Asgard Dirty Secrets
27 It's tough to climb the ladder when you're counting scars
Notas iniciais

Sonhos... Todo homem tem sonhos... E todo homem deseja perseguir seu sonho. Isto é sua maior tortura, mas ao mesmo tempo são justamente os sonhos que dão sentido à vida. Mesmo que eles possam levar à destruição.
E para alguns, o sonho é a coisa mais sólida que poderão ter.
Homens extraordinários são sempre tentados pelas coisas mais prosaicas: levar uma vida simples, trabalhar com o que gosta, ter um lar, uma esposa e filhos. James era um deles. Tudo o que queria era ser feliz e ter uma vida confortável. Durante anos isso fora apenas um sonho. E seus sonhos foram as únicas coisas sólidas que tinha.
James despertou subitamente daquele sonho. Seus olhos azuis esverdeados fitaram por um tempo as folhas das árvores que faziam sombra e depois pousaram sobre o rosto de Aredhel que dormia tranquila. Ele se levantou do colo da amiga e sentou-se ao seu lado. Passou ambas as mãos pelo rosto e exalou o ar lentamente.
Com uma expressão triste, ele olhou para Aredhel e a acomodou na grama de forma que ficasse mais confortável. A amiga murmurou palavras inteligíveis e aconchegou-se na nova posição. Ele levou a mão ao ventre dela e fez um ligeiro afago.
— Eu não quero ser amigo de novo... — ele murmurou encarando o ressonar da rainha de Asgard.
Ignorando a possibilidade premonitória do sonho, por mais vívido que fosse, Jim tinha a certeza de que fora resultado daquele dia deprimente que tivera. Analisando seu próprio sonho, ele concluíra que Hela era a mulher com quem sonhara e Aredhel seu obstáculo. Seu coração não tinha dúvidas sobre como se sentia em relação a princesa. Ela nunca fora para ele um prêmio de consolação. Hela era a mulher que ele amava, com quem desejava construir uma nova vida, ter mais filhos e deixar a solidão que o aplacava durante todos aqueles anos.

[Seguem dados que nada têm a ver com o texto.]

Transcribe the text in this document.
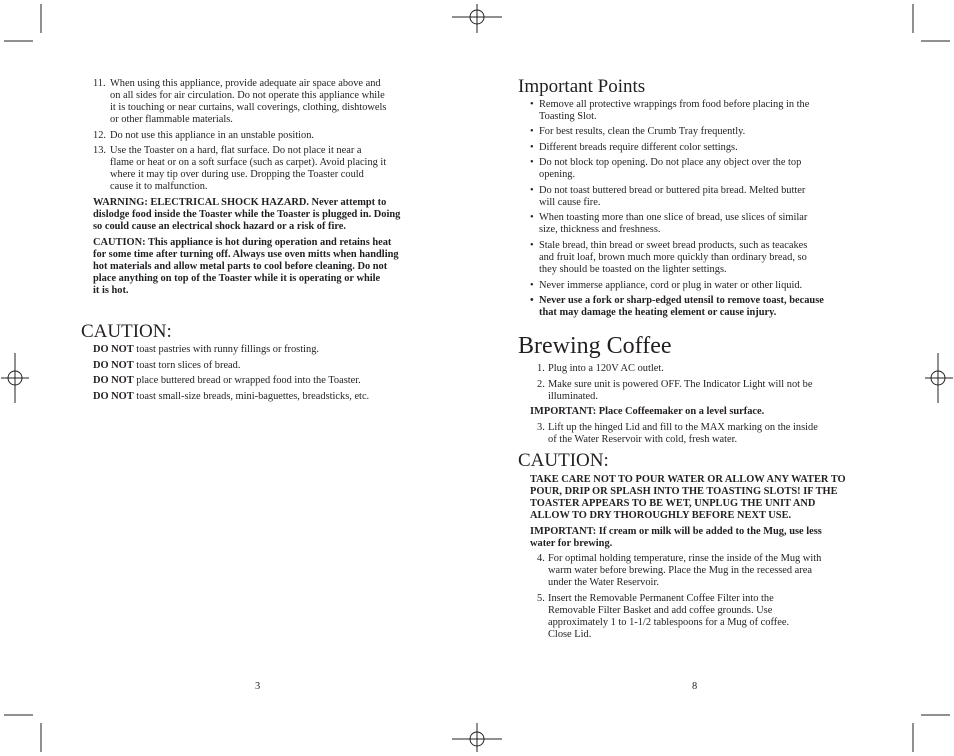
11. When using this appliance, provide adequate air space above and
on all sides for air circulation. Do not operate this appliance while
it is touching or near curtains, wall coverings, clothing, dishtowels
or other flammable materials.
12. Do not use this appliance in an unstable position.
13. Use the Toaster on a hard, flat surface. Do not place it near a
flame or heat or on a soft surface (such as carpet). Avoid placing it
where it may tip over during use. Dropping the Toaster could
cause it to malfunction.
WARNING: ELECTRICAL SHOCK HAZARD. Never attempt to
dislodge food inside the Toaster while the Toaster is plugged in. Doing
so could cause an electrical shock hazard or a risk of fire.
CAUTION: This appliance is hot during operation and retains heat
for some time after turning off. Always use oven mitts when handling
hot materials and allow metal parts to cool before cleaning. Do not
place anything on top of the Toaster while it is operating or while
it is hot.
CAUTION:
DO NOT toast pastries with runny fillings or frosting.
DO NOT toast torn slices of bread.
DO NOT place buttered bread or wrapped food into the Toaster.
DO NOT toast small-size breads, mini-baguettes, breadsticks, etc.
3
Important Points
• Remove all protective wrappings from food before placing in the
Toasting Slot.
• For best results, clean the Crumb Tray frequently.
• Different breads require different color settings.
• Do not block top opening. Do not place any object over the top
opening.
• Do not toast buttered bread or buttered pita bread. Melted butter
will cause fire.
• When toasting more than one slice of bread, use slices of similar
size, thickness and freshness.
• Stale bread, thin bread or sweet bread products, such as teacakes
and fruit loaf, brown much more quickly than ordinary bread, so
they should be toasted on the lighter settings.
• Never immerse appliance, cord or plug in water or other liquid.
• Never use a fork or sharp-edged utensil to remove toast, because
that may damage the heating element or cause injury.
Brewing Coffee
1. Plug into a 120V AC outlet.
2. Make sure unit is powered OFF. The Indicator Light will not be
illuminated.
IMPORTANT: Place Coffeemaker on a level surface.
3. Lift up the hinged Lid and fill to the MAX marking on the inside
of the Water Reservoir with cold, fresh water.
CAUTION:
TAKE CARE NOT TO POUR WATER OR ALLOW ANY WATER TO
POUR, DRIP OR SPLASH INTO THE TOASTING SLOTS! IF THE
TOASTER APPEARS TO BE WET, UNPLUG THE UNIT AND
ALLOW TO DRY THOROUGHLY BEFORE NEXT USE.
IMPORTANT: If cream or milk will be added to the Mug, use less
water for brewing.
4. For optimal holding temperature, rinse the inside of the Mug with
warm water before brewing. Place the Mug in the recessed area
under the Water Reservoir.
5. Insert the Removable Permanent Coffee Filter into the
Removable Filter Basket and add coffee grounds. Use
approximately 1 to 1-1/2 tablespoons for a Mug of coffee.
Close Lid.
8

Solidão e sonhos foram tudo o que ele pudera se agarrar por tanto tempo.
No passado, ainda que tivesse plena consciência da impossibilidade de ser correspondido, James, em seu íntimo e quase inconscientemente, tivera esperanças de um dia tomar Aredhel para si. Mesmo tendo outros motivos relevantes para deixar sua realidade, a principal razão para permanecer em Asgard foi ficar ao lado da mulher que amava em segredo e zelar por ela. E, ao escolher isso, ele inadvertidamente assinou sua sentença de uma vida eremítica. Excetuando os anos nos quais fora feliz com Greta, os demais foram vividos ora desejando algo que nunca teria, ora solitário. Sonhos febris de um futuro no qual se via casado com Aredhel, permearam muitas de suas noites e, por anos, deram sentido à sua vida. E esses devaneios eram a realidade mais sólida que ele podia palpar.

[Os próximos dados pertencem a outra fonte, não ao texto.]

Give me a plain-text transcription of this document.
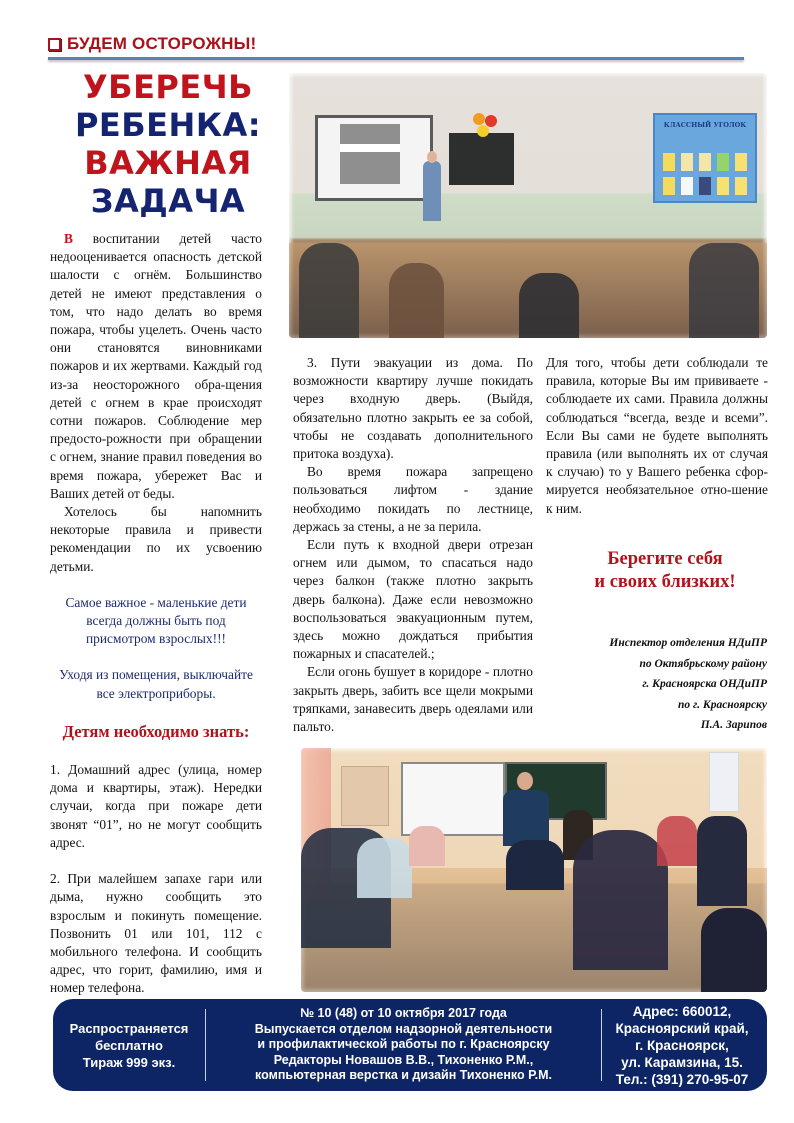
БУДЕМ ОСТОРОЖНЫ!
УБЕРЕЧЬ
РЕБЕНКА:
ВАЖНАЯ
ЗАДАЧА
КЛАССНЫЙ УГОЛОК

В воспитании детей часто недооценивается опасность детской шалости с огнём. Большинство детей не имеют представления о том, что надо делать во время пожара, чтобы уцелеть. Очень часто они становятся виновниками пожаров и их жертвами. Каждый год из-за неосторожного обра-щения детей с огнем в крае происходят сотни пожаров. Соблюдение мер предосто-рожности при обращении с огнем, знание правил поведения во время пожара, убережет Вас и Ваших детей от беды.

Хотелось бы напомнить некоторые правила и привести рекомендации по их усвоению детьми.

Самое важное - маленькие дети всегда должны быть под присмотром взрослых!!!

Уходя из помещения, выключайте все электроприборы.

Детям необходимо знать:

1. Домашний адрес (улица, номер дома и квартиры, этаж). Нередки случаи, когда при пожаре дети звонят “01”, но не могут сообщить адрес.

2. При малейшем запахе гари или дыма, нужно сообщить это взрослым и покинуть помещение. Позвонить 01 или 101, 112 с мобильного телефона. И сообщить адрес, что горит, фамилию, имя и номер телефона.

3. Пути эвакуации из дома. По возможности квартиру лучше покидать через входную дверь. (Выйдя, обязательно плотно закрыть ее за собой, чтобы не создавать дополнительного притока воздуха).

Во время пожара запрещено пользоваться лифтом - здание необходимо покидать по лестнице, держась за стены, а не за перила.

Если путь к входной двери отрезан огнем или дымом, то спасаться надо через балкон (также плотно закрыть дверь балкона). Даже если невозможно воспользоваться эвакуационным путем, здесь можно дождаться прибытия пожарных и спасателей.;

Если огонь бушует в коридоре - плотно закрыть дверь, забить все щели мокрыми тряпками, занавесить дверь одеялами или пальто.

Для того, чтобы дети соблюдали те правила, которые Вы им прививаете - соблюдаете их сами. Правила должны соблюдаться “всегда, везде и всеми”. Если Вы сами не будете выполнять правила (или выполнять их от случая к случаю) то у Вашего ребенка сфор-мируется необязательное отно-шение к ним.

Берегите себя
и своих близких!
Инспектор отделения НДиПР
по Октябрьскому району
г. Красноярска ОНДиПР
по г. Красноярску
П.А. Зарипов
Распространяется
бесплатно
Тираж 999 экз.
№ 10 (48) от 10 октября 2017 года
Выпускается отделом надзорной деятельности
и профилактической работы по г. Красноярску
Редакторы Новашов В.В., Тихоненко Р.М.,
компьютерная верстка и дизайн Тихоненко Р.М.
Адрес: 660012,
Красноярский край,
г. Красноярск,
ул. Карамзина, 15.
Тел.: (391) 270-95-07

A culpa de ter amado Aredhel o consumia novamente. Diferente do passado, no qual o remorso era alimentado por outras circunstâncias (como sua amizade com Loki e o namoro com Greta), esse sentimento agora assombrava a sua felicidade com outra mulher. Sentia raiva de si mesmo por não poder negar com veemência que parte do que Hela afirmara era mentira. James, sim, amara Aredhel, mas isso em nada influía no que nutria pela jovem princesa na atualidade. E, novamente, a mulher que amou por tanto tempo era, indiretamente, mais uma vez, responsável por sua solidão futura.
Mas dessa vez tinha que ser diferente. Se não teria o amor de Hela, não queria sua amizade. Não cometeria o mesmo erro do passado: viver à sombra de um sentimento que não seria correspondido. Não deixaria que aquele sonho regrasse e destruísse sua vida. Ele queria algo mais sólido que apenas os sonhos de uma vida comum ao lado de Hela. Jim desejava algo mais real.
— Hela... — ele sussurrou melancólico.
Amargurado, James se levantou e tomou o caminho de volta ao Valhala. Mesmo não sendo do tipo antissocial, buscaria na penumbra de seu quarto asilo para seu desconsolo.
Mais tarde, ainda naquele dia, Loki estava em seu escritório na companhia de Igor e Narfi.
— Terminaram? — Loki olhou surpreso para o moreno.
— Foi o que mamãe disse — Narfi deu de ombros. — Wagner e Kat notaram a ausência do tio Jim durante o almoço e, ao procurá-lo, ele apenas disse que estava sem fome e queria ficar sozinho. Eles estranharam o comportamento do dele, então mamãe nos revelou que Hela recuperara a memória e que colocara um fim no relacionamento com ele.
— Parece que Hela acredita que ele sentiu algo por nossa mãe — completou Igor.
— Espero que Hela não tenha hostilizado Aredhel — o pai pareceu preocupado.
— Não... — o loiro negou. — Mamãe disse que Hela inclusive pediu perdão mais uma vez por tudo que fez a ela. Mas quanto ao tio Jim, manteve-se irredutível.
— É... Parece que minha irmãzinha herdou a desconfiança e a teimosia típica do senhor, pai — o moreno sorriu de lado. — Segundo a mamãe Hela disse que não conseguiria viver com essa dúvida. A de que seria apenas um prêmio de consolo.
— Dúvida? — bufou Loki. — Por mais que James negue, eu tenho quase certeza disso — fez uma careta.
— Discordo... — murmurou o loiro pensativo. — Eu realmente acredito que ele ame Hela.
— Mas isso não impede de ter sido apaixonado por mamãe no passado — rebateu o outro.
— Tanto faz... — Loki ergueu as mãos. — Agora está acabado esse pesadelo. Não preciso mais fingir que aprovo esse relacionamento. Aceitei James de volta unicamente por Hela e pela mãe de vocês, mas nunca engoli o fato dele ter traído minha confiança. Sei que Hela sofrerá, mas se recuperará. Acho que foi melhor assim. Eu sinceramente não lamento — deu um sorriso.
— Nossa, pai... — Igor meneou a cabeça em desaprovo.
— Um já foi... Agora faltam dois — riu Narfi. — Sigrid e Nicolas Stark. Qual é o próximo que o senhor vai tentar se livrar?
Loki crispou os lábios e encarou Narfi em silêncio.
— Acho que sua conta está errada — interferiu Igor. — Acredito que seriam três.
— Três? O que você sabe que não estou sabendo? — o moreno lançou um olhar divertido ao loiro. — Creio que não esteja se referindo a Rebecca, não é? — ficou sério.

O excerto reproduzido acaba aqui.